FTC sues alleged subscription scheme using shell companies to evade complaints
The FTC says a 15-corporation network used shell companies and new merchant accounts to keep subscription apps alive, even as five products neared $250 million in revenue.

Subscription apps accused of misleading consumers kept resurfacing because, the FTC says, the operators behind them repeatedly changed names, opened new merchant accounts and pushed payments through a web of Cyprus and Delaware entities. The agency says that playbook let the alleged Genesis Tech enterprise stay active across app stores even as complaints mounted and consumers were left facing recurring charges they struggled to stop.
The complaint, FTC v. Growthmind/Wisey, was filed in U.S. District Court for the Northern District of California, case no. 26-cv-5232. It names the alleged Genesis Tech enterprise as 15 corporations and eight individuals, and says the network marketed subscription products including MadMuscles, Harna, Unimeal, Wisey, PDF Guru, PDF Master, Lumi and Nebula. The agency says the businesses were built to look like a shifting collection of separate operations while continuing to draw money from U.S. consumers.

According to the complaint, the defendants used entities incorporated in Cyprus, Delaware and other jurisdictions to market to U.S. consumers, register new corporate identities and open fresh merchant accounts when earlier ones faced scrutiny. The FTC alleges the enterprise launched new deceptive product offerings, moved ill-gotten gains through cross-border transfers and obscured who controlled the businesses and how the money flowed. From early 2023 to mid-2025, the agency says, five of the products generated nearly a quarter billion dollars in global revenue.

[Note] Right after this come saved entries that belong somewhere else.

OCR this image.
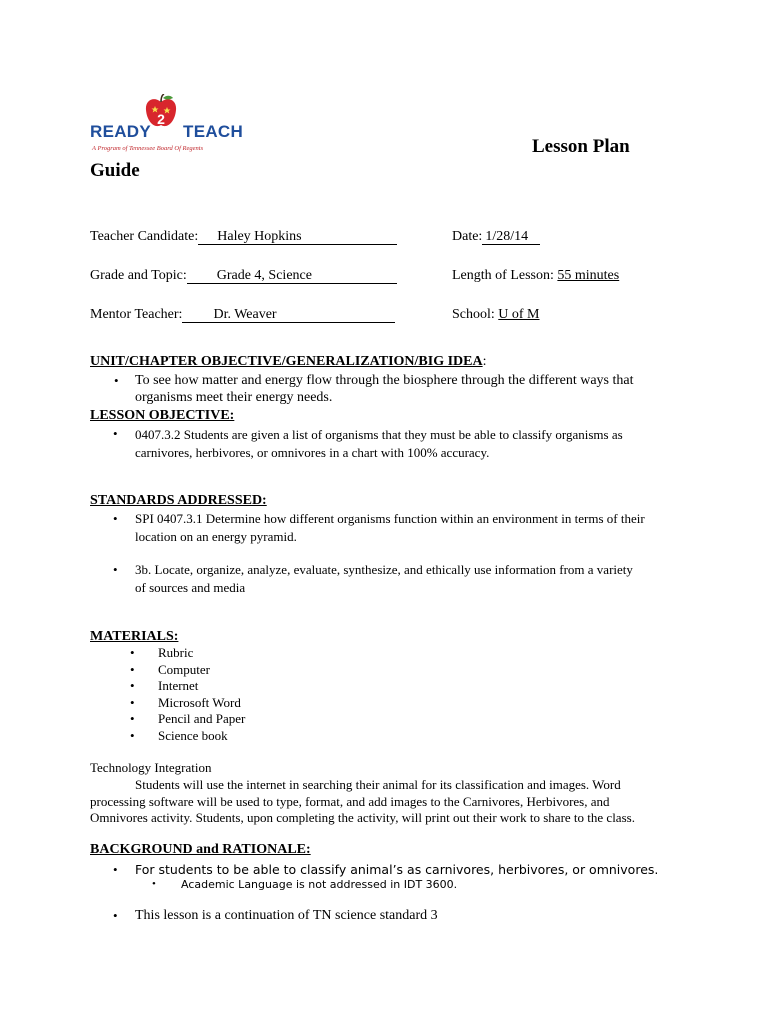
2
READY TEACH
A Program of Tennessee Board Of Regents	Lesson Plan
Guide
Teacher Candidate: Haley Hopkins	Date: 1/28/14
Grade and Topic: Grade 4, Science	Length of Lesson: 55 minutes
Mentor Teacher: Dr. Weaver	School: U of M
UNIT/CHAPTER OBJECTIVE/GENERALIZATION/BIG IDEA:
• To see how matter and energy flow through the biosphere through the different ways that
organisms meet their energy needs.
LESSON OBJECTIVE:
• 0407.3.2 Students are given a list of organisms that they must be able to classify organisms as
carnivores, herbivores, or omnivores in a chart with 100% accuracy.
STANDARDS ADDRESSED:
• SPI 0407.3.1 Determine how different organisms function within an environment in terms of their
location on an energy pyramid.
• 3b. Locate, organize, analyze, evaluate, synthesize, and ethically use information from a variety
of sources and media
MATERIALS:
• Rubric
• Computer
• Internet
• Microsoft Word
• Pencil and Paper
• Science book
Technology Integration
Students will use the internet in searching their animal for its classification and images. Word
processing software will be used to type, format, and add images to the Carnivores, Herbivores, and
Omnivores activity. Students, upon completing the activity, will print out their work to share to the class.
BACKGROUND and RATIONALE:
• For students to be able to classify animal’s as carnivores, herbivores, or omnivores.
• Academic Language is not addressed in IDT 3600.
• This lesson is a continuation of TN science standard 3
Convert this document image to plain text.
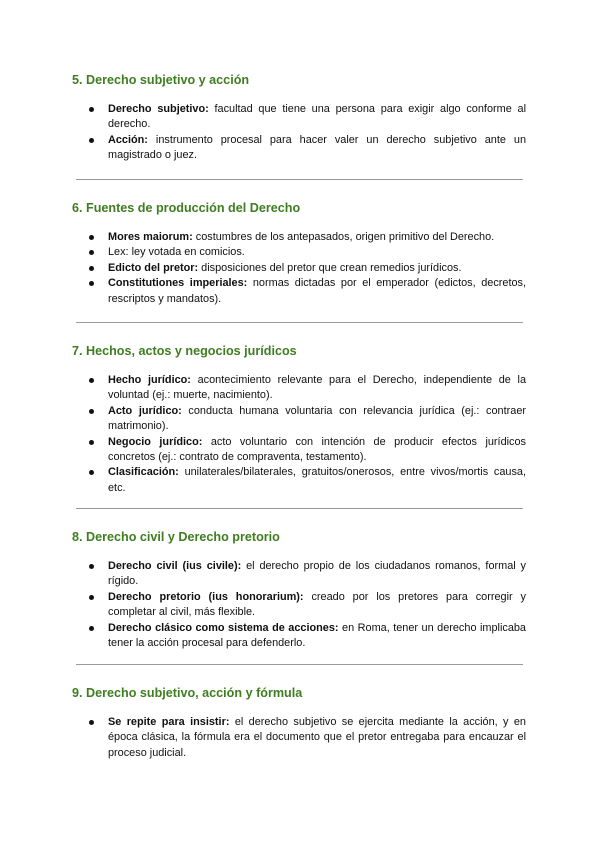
5. Derecho subjetivo y acción
Derecho subjetivo: facultad que tiene una persona para exigir algo conforme al derecho.
Acción: instrumento procesal para hacer valer un derecho subjetivo ante un magistrado o juez.
6. Fuentes de producción del Derecho
Mores maiorum: costumbres de los antepasados, origen primitivo del Derecho.
Lex: ley votada en comicios.
Edicto del pretor: disposiciones del pretor que crean remedios jurídicos.
Constitutiones imperiales: normas dictadas por el emperador (edictos, decretos, rescriptos y mandatos).
7. Hechos, actos y negocios jurídicos
Hecho jurídico: acontecimiento relevante para el Derecho, independiente de la voluntad (ej.: muerte, nacimiento).
Acto jurídico: conducta humana voluntaria con relevancia jurídica (ej.: contraer matrimonio).
Negocio jurídico: acto voluntario con intención de producir efectos jurídicos concretos (ej.: contrato de compraventa, testamento).
Clasificación: unilaterales/bilaterales, gratuitos/onerosos, entre vivos/mortis causa, etc.
8. Derecho civil y Derecho pretorio
Derecho civil (ius civile): el derecho propio de los ciudadanos romanos, formal y rígido.
Derecho pretorio (ius honorarium): creado por los pretores para corregir y completar al civil, más flexible.
Derecho clásico como sistema de acciones: en Roma, tener un derecho implicaba tener la acción procesal para defenderlo.
9. Derecho subjetivo, acción y fórmula
Se repite para insistir: el derecho subjetivo se ejercita mediante la acción, y en época clásica, la fórmula era el documento que el pretor entregaba para encauzar el proceso judicial.
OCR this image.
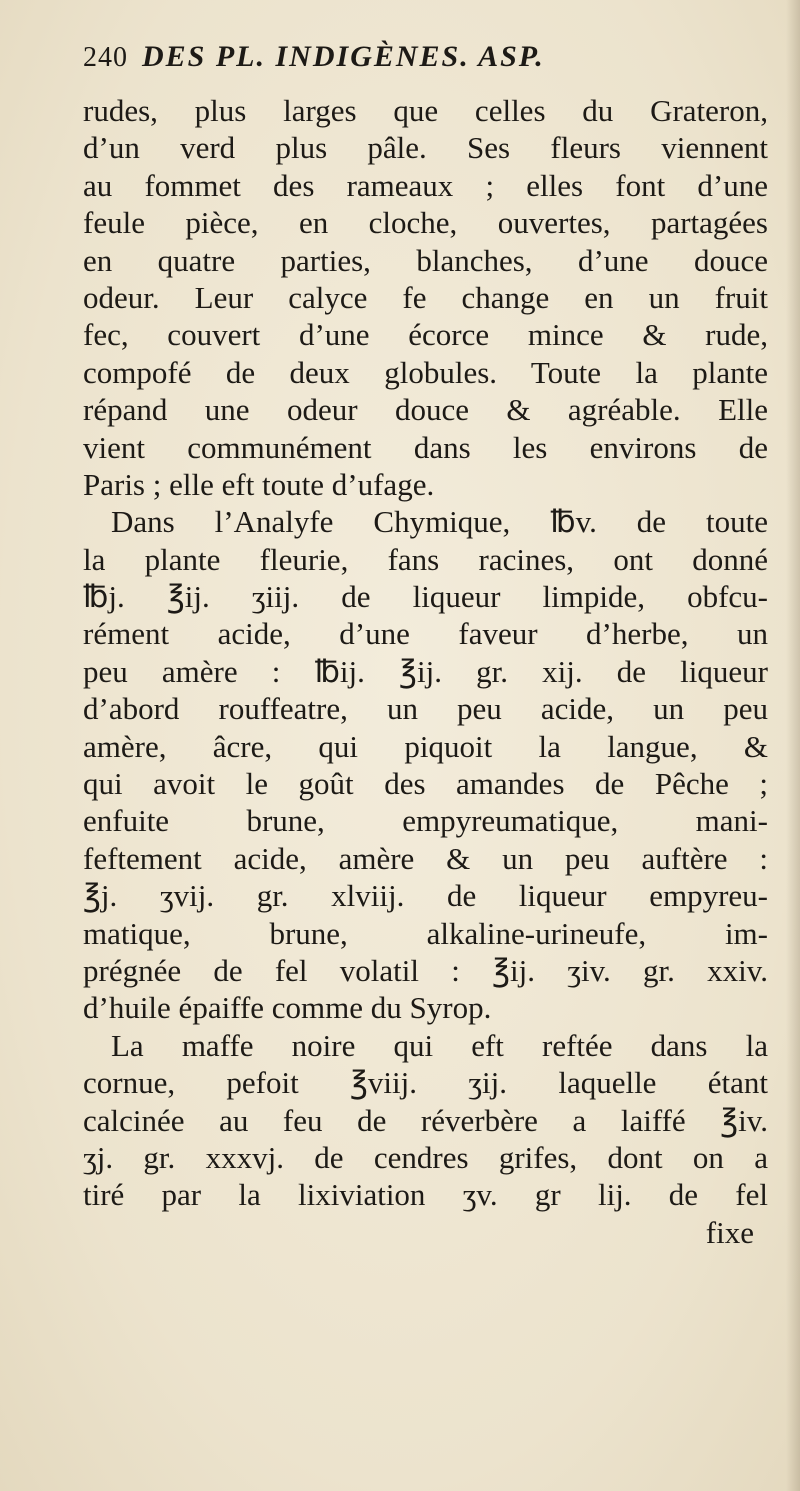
240 DES PL. INDIGÈNES. ASP.
rudes, plus larges que celles du Grateron,
d’un verd plus pâle. Ses fleurs viennent
au fommet des rameaux ; elles font d’une
feule pièce, en cloche, ouvertes, partagées
en quatre parties, blanches, d’une douce
odeur. Leur calyce fe change en un fruit
fec, couvert d’une écorce mince & rude,
compofé de deux globules. Toute la plante
répand une odeur douce & agréable. Elle
vient communément dans les environs de
Paris ; elle eft toute d’ufage.
Dans l’Analyfe Chymique, ℔v. de toute
la plante fleurie, fans racines, ont donné
℔j. ℥ij. ʒiij. de liqueur limpide, obfcu-
rément acide, d’une faveur d’herbe, un
peu amère : ℔ij. ℥ij. gr. xij. de liqueur
d’abord rouffeatre, un peu acide, un peu
amère, âcre, qui piquoit la langue, &
qui avoit le goût des amandes de Pêche ;
enfuite brune, empyreumatique, mani-
feftement acide, amère & un peu auftère :
℥j. ʒvij. gr. xlviij. de liqueur empyreu-
matique, brune, alkaline-urineufe, im-
prégnée de fel volatil : ℥ij. ʒiv. gr. xxiv.
d’huile épaiffe comme du Syrop.
La maffe noire qui eft reftée dans la
cornue, pefoit ℥viij. ʒij. laquelle étant
calcinée au feu de réverbère a laiffé ℥iv.
ʒj. gr. xxxvj. de cendres grifes, dont on a
tiré par la lixiviation ʒv. gr lij. de fel
fixe
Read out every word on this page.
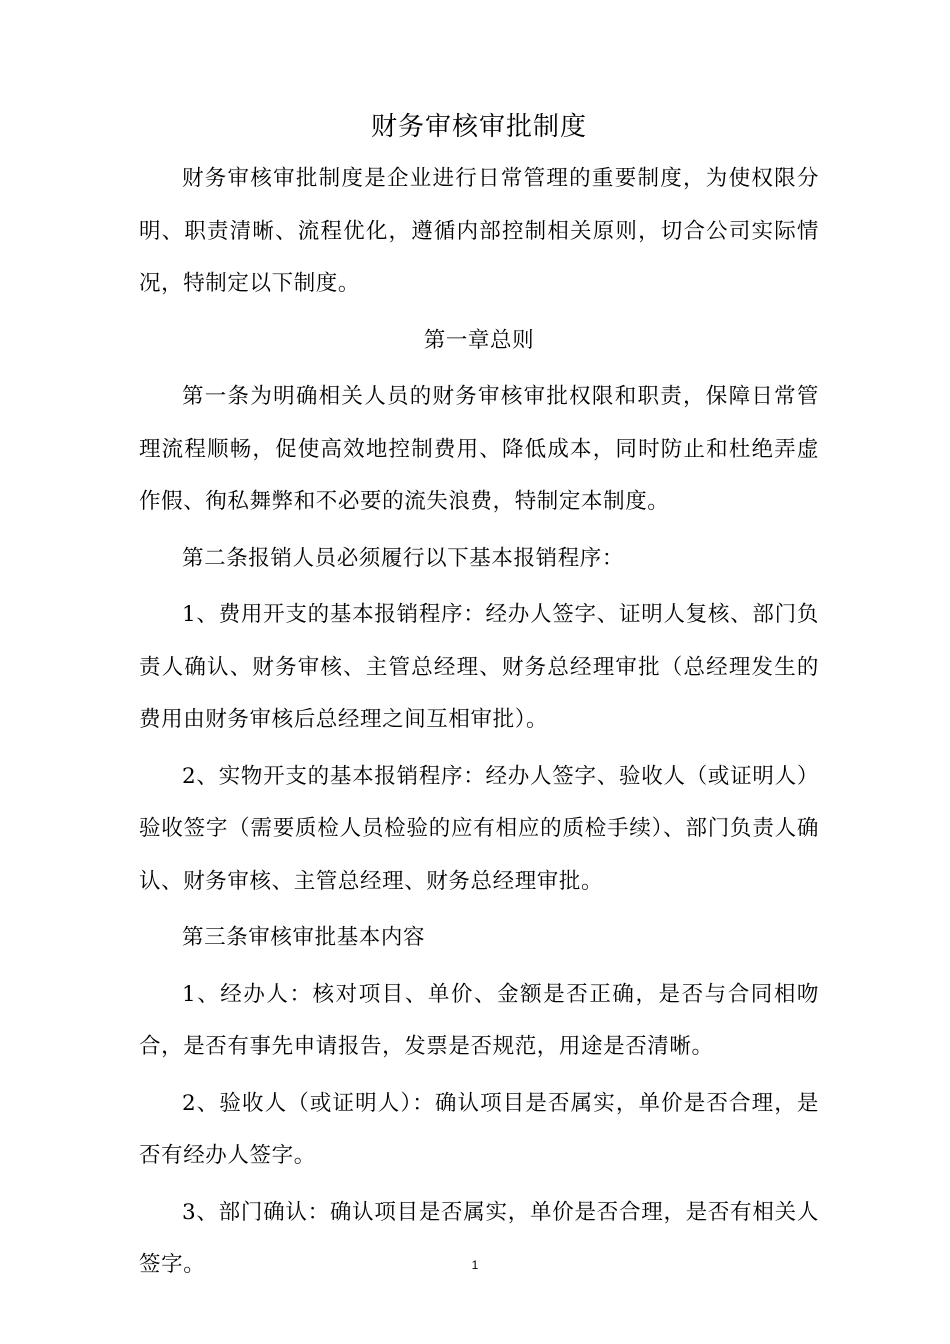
财务审核审批制度

财务审核审批制度是企业进行日常管理的重要制度，为使权限分明、职责清晰、流程优化，遵循内部控制相关原则，切合公司实际情况，特制定以下制度。

第一章总则

第一条为明确相关人员的财务审核审批权限和职责，保障日常管理流程顺畅，促使高效地控制费用、降低成本，同时防止和杜绝弄虚作假、徇私舞弊和不必要的流失浪费，特制定本制度。

第二条报销人员必须履行以下基本报销程序：

1、费用开支的基本报销程序：经办人签字、证明人复核、部门负责人确认、财务审核、主管总经理、财务总经理审批（总经理发生的费用由财务审核后总经理之间互相审批）。

2、实物开支的基本报销程序：经办人签字、验收人（或证明人）验收签字（需要质检人员检验的应有相应的质检手续）、部门负责人确认、财务审核、主管总经理、财务总经理审批。

第三条审核审批基本内容

1、经办人：核对项目、单价、金额是否正确，是否与合同相吻合，是否有事先申请报告，发票是否规范，用途是否清晰。

2、验收人（或证明人）：确认项目是否属实，单价是否合理，是否有经办人签字。

3、部门确认：确认项目是否属实，单价是否合理，是否有相关人签字。	1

The case lands in the middle of a broader enforcement push against recurring subscriptions. In October 2024, the FTC finalized its click-to-cancel rule after saying it had received more than 16,000 public comments and thousands of complaints about recurring subscriptions each year. The agency said those complaints were rising, averaging nearly 70 consumer complaints per day in 2024, up from 42 per day in 2021.
That pressure has also reached the payments industry. In June 2025, the FTC announced a $5 million settlement with Paddle and said the company would be permanently banned from processing payments for tech-support telemarketers after allegedly helping foreign-based deceptive schemes reach the U.S. card system and evade detection by merchant banks and card networks. The commission has framed the Growthmind case as another test of whether payment intermediaries can be used to keep suspect schemes alive longer than consumer complaints should allow.
Apple has argued that its own App Store defenses are robust, saying in May 2025 that it prevented more than $9 billion in fraudulent transactions over five years, blocked nearly 2 million risky app submissions in 2024 alone, terminated more than 146,000 developer accounts over fraud concerns and rejected 139,000 developer enrollments. The FTC case now sharpens a larger question for the app economy: whether store screening, payment controls and enforcement actions are moving fast enough to catch operators that can rename, relaunch and reroute money before consumers can get out.